In the wake of battling off an assault from a portion of his dad’s deadliest Ten Rings professional killers, “Shaun” and Katy head to Macau to shield Xialing from The Mandarin and his powers. While on the way, Shaun uncovers his genuine name to Katy, inciting some apparently merited joke. Phonetically, Shaun isn’t excessively far off from “Shang,” and Shang-Chi timidly concedes that he was just a teen when he thought of the nom de plume. Considering The Mandarin’s overall assets and a genuine multitude of tip top professional killers, even a more successful name change probably wouldn’t have shielded Shang-Chi from being found. For workers or their relatives, be that as it may, Shang-Chi’s new name filled an extra need: Anglicization.
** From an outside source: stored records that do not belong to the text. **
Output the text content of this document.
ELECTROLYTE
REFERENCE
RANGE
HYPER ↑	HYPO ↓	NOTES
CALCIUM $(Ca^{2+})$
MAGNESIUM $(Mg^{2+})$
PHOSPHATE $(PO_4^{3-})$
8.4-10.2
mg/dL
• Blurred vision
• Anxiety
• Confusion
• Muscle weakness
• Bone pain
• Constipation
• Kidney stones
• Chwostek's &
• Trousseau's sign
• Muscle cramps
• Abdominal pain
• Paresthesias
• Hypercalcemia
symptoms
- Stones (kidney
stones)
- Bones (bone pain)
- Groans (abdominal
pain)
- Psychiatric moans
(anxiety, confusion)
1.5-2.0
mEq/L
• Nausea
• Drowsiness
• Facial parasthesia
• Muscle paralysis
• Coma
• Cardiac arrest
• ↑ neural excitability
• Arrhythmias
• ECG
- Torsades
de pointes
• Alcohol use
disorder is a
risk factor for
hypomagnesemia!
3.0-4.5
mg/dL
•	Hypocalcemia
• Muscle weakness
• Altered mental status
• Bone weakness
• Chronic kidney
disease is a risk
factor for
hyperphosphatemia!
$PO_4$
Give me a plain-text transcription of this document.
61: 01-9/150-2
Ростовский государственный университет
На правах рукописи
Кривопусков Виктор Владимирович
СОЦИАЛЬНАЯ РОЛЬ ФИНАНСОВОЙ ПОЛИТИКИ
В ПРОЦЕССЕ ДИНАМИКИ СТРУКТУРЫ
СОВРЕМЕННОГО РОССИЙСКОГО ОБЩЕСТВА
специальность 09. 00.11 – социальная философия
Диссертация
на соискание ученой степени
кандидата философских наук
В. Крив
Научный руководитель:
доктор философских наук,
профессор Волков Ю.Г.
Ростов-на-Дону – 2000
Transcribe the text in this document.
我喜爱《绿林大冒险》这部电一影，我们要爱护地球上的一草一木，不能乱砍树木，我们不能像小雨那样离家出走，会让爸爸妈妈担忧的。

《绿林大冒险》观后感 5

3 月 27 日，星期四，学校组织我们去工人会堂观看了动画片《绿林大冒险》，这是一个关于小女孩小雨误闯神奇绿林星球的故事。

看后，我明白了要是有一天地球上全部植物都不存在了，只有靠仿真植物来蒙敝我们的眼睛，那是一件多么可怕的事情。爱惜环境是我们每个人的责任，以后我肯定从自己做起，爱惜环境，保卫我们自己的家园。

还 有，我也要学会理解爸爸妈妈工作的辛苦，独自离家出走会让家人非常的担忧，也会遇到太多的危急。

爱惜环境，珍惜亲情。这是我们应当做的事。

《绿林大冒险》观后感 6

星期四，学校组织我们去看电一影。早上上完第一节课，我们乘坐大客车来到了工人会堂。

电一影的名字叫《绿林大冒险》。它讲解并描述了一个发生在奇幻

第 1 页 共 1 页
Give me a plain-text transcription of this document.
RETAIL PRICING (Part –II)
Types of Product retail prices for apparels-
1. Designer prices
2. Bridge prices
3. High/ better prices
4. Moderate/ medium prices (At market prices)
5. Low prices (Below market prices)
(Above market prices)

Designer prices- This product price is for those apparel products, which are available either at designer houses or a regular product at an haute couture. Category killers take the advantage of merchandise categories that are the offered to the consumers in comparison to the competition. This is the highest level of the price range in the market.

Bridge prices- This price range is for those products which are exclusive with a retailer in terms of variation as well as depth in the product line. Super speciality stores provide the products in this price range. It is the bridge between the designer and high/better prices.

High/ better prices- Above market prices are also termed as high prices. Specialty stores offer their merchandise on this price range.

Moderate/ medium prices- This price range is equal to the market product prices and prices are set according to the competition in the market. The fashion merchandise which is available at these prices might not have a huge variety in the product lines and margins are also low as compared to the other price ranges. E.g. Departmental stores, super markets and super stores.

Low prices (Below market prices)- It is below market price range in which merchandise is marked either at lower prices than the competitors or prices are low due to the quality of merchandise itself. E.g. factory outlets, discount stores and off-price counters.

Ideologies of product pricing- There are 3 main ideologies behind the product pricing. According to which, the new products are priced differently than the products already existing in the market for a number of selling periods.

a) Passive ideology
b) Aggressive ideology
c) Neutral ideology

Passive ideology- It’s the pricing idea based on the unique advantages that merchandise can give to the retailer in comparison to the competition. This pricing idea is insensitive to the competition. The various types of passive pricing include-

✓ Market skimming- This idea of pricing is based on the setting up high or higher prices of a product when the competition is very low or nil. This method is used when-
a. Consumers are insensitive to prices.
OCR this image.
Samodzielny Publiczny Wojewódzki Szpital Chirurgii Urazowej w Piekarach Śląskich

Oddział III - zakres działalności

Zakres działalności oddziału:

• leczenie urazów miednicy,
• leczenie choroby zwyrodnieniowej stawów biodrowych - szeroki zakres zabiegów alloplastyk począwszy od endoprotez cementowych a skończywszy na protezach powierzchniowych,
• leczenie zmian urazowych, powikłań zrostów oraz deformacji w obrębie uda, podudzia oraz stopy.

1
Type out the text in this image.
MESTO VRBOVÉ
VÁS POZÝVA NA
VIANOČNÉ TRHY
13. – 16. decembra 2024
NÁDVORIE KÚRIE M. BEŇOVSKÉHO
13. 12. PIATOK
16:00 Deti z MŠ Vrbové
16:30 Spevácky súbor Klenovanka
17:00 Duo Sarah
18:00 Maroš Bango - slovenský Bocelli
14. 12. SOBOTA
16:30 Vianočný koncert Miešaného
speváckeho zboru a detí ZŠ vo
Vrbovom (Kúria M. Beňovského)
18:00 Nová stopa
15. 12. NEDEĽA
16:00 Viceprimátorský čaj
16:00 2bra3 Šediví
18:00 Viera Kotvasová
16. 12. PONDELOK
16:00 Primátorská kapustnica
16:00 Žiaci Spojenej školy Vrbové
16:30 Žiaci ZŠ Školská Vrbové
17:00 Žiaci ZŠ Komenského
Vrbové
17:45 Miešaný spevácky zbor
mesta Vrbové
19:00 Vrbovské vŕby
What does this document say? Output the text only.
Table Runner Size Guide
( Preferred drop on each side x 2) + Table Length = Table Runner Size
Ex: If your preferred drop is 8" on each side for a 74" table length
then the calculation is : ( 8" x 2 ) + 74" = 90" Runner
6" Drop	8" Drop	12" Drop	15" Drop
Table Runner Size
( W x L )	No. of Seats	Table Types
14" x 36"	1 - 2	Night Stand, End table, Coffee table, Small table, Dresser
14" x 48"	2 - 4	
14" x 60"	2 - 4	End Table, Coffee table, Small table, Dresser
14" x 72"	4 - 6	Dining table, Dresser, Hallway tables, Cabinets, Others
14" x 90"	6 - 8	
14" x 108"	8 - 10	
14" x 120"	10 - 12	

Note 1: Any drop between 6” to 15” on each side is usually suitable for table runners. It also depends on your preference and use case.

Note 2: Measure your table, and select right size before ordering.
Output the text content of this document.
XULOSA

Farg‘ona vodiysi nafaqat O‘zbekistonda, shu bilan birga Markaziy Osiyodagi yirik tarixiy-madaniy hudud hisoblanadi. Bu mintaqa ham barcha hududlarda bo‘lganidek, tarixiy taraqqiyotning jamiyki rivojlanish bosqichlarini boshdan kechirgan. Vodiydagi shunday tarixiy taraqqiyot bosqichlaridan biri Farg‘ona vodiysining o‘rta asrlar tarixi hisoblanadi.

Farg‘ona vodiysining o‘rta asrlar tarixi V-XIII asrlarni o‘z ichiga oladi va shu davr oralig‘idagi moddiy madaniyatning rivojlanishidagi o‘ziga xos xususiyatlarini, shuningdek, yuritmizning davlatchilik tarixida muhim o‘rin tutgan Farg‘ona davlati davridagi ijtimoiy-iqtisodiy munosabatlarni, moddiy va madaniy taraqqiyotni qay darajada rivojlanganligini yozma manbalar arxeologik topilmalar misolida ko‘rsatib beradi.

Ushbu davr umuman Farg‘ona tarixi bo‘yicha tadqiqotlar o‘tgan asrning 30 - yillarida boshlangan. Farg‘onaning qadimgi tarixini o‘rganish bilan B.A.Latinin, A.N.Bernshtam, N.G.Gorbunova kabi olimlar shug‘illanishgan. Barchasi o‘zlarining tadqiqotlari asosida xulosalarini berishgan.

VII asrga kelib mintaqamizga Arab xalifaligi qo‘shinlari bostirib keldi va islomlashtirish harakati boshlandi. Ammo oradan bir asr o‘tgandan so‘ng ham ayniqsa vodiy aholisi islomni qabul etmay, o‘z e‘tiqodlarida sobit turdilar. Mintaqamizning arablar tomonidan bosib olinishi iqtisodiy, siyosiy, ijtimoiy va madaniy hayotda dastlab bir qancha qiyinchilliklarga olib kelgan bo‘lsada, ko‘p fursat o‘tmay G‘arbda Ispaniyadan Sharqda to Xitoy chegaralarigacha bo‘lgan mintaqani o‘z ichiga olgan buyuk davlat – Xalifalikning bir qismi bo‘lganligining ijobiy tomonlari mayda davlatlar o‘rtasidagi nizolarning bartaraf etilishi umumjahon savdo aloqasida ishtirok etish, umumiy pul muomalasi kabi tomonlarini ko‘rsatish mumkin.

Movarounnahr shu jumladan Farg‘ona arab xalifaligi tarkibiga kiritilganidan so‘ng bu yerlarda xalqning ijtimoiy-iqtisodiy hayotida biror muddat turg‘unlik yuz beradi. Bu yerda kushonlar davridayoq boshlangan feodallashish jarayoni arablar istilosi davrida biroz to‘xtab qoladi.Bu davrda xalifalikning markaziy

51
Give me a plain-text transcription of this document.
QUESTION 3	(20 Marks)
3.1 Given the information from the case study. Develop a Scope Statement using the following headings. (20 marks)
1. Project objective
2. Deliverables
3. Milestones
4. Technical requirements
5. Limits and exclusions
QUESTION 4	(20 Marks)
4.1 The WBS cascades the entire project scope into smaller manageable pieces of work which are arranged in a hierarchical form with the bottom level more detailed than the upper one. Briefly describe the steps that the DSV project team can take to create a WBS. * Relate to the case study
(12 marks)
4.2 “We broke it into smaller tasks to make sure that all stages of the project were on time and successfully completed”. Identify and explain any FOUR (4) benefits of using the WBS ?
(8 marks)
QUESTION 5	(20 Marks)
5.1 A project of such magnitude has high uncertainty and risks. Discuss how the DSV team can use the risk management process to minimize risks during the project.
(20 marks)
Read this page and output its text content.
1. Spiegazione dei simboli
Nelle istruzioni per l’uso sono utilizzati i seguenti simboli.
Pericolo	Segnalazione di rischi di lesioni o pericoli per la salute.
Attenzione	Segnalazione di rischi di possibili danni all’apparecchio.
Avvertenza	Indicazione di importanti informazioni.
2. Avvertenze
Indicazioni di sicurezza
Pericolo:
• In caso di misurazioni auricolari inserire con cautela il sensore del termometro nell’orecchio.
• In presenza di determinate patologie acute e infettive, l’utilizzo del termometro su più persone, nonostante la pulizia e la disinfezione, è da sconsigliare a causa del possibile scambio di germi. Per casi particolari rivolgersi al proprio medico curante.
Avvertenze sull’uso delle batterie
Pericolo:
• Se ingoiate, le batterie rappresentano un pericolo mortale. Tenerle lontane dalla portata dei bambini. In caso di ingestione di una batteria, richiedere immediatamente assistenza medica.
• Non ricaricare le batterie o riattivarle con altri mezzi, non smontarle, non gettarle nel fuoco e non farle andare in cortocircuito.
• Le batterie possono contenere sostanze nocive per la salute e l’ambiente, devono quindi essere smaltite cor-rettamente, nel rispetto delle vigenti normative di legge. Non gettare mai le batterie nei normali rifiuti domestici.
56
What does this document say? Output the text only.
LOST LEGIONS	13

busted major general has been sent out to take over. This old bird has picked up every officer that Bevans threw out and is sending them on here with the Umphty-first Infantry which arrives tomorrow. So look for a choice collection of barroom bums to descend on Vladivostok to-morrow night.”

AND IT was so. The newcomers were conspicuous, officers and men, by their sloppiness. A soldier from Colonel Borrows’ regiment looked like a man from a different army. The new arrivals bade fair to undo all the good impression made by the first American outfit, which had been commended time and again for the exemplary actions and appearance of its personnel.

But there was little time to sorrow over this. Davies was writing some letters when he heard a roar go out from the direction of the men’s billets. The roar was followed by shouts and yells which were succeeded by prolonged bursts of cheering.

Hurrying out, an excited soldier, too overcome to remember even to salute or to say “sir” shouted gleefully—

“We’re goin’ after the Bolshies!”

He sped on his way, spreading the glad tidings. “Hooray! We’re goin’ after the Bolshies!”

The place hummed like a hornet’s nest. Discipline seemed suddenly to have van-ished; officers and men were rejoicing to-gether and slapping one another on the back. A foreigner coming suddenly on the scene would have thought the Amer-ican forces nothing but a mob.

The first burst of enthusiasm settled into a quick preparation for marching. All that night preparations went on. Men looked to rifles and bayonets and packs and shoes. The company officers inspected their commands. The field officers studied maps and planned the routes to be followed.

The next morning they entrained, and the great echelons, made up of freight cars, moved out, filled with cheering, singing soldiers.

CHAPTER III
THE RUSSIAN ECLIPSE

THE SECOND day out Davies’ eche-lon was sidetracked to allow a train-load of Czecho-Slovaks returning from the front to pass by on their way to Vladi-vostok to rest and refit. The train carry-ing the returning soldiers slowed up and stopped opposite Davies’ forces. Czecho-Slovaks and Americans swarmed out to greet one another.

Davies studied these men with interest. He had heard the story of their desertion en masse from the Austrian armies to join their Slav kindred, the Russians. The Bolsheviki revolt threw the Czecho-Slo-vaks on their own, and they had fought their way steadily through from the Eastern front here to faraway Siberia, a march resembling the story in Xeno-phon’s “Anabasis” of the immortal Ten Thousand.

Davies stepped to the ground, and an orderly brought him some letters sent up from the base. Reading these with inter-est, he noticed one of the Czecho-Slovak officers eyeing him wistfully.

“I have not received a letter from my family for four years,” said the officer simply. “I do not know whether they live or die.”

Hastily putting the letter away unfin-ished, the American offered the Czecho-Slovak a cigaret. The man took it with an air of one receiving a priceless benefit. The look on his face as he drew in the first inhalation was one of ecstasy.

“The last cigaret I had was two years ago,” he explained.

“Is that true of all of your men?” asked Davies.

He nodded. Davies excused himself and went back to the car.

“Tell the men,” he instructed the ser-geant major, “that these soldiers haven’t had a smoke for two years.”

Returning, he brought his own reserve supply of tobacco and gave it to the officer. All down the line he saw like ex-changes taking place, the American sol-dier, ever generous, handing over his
However accidental, Shang-Chi’s dad, Xu Wenwu, was exposed to a type of anglicization also. Wenwu concedes that he’s gone by many names in his drawn out life expectancy, yet he invested energy singling out the name took on by Aldrich Killian and his intermediary, Trevor Slattery: The Mandarin. As well as appropriating the symbolism and history of his reality traversing criminal association, Wenwu chided his most renowned assumed name, alluding to it as a “chicken dish” and mocking the United States for dreading “an orange.”
After hearing Shaun’s genuine name, Katy, with no malevolence, attempts to pronounce Shang-Chi, with some trouble. This prompts Shang-Chi to help her, showing how comparable his genuine name is to “Shaun.” For many Americans, this is a generally intimately acquainted situation and part of why many change their names in any case. The entertainers and movie producers of Shang-Chi and the Legend of the Ten Rings strived to recount a really Asian-American story just as an epic superhero film, and Shang-Chi’s accepted name of Shaun was one of many subtleties that made this undertaking fruitful.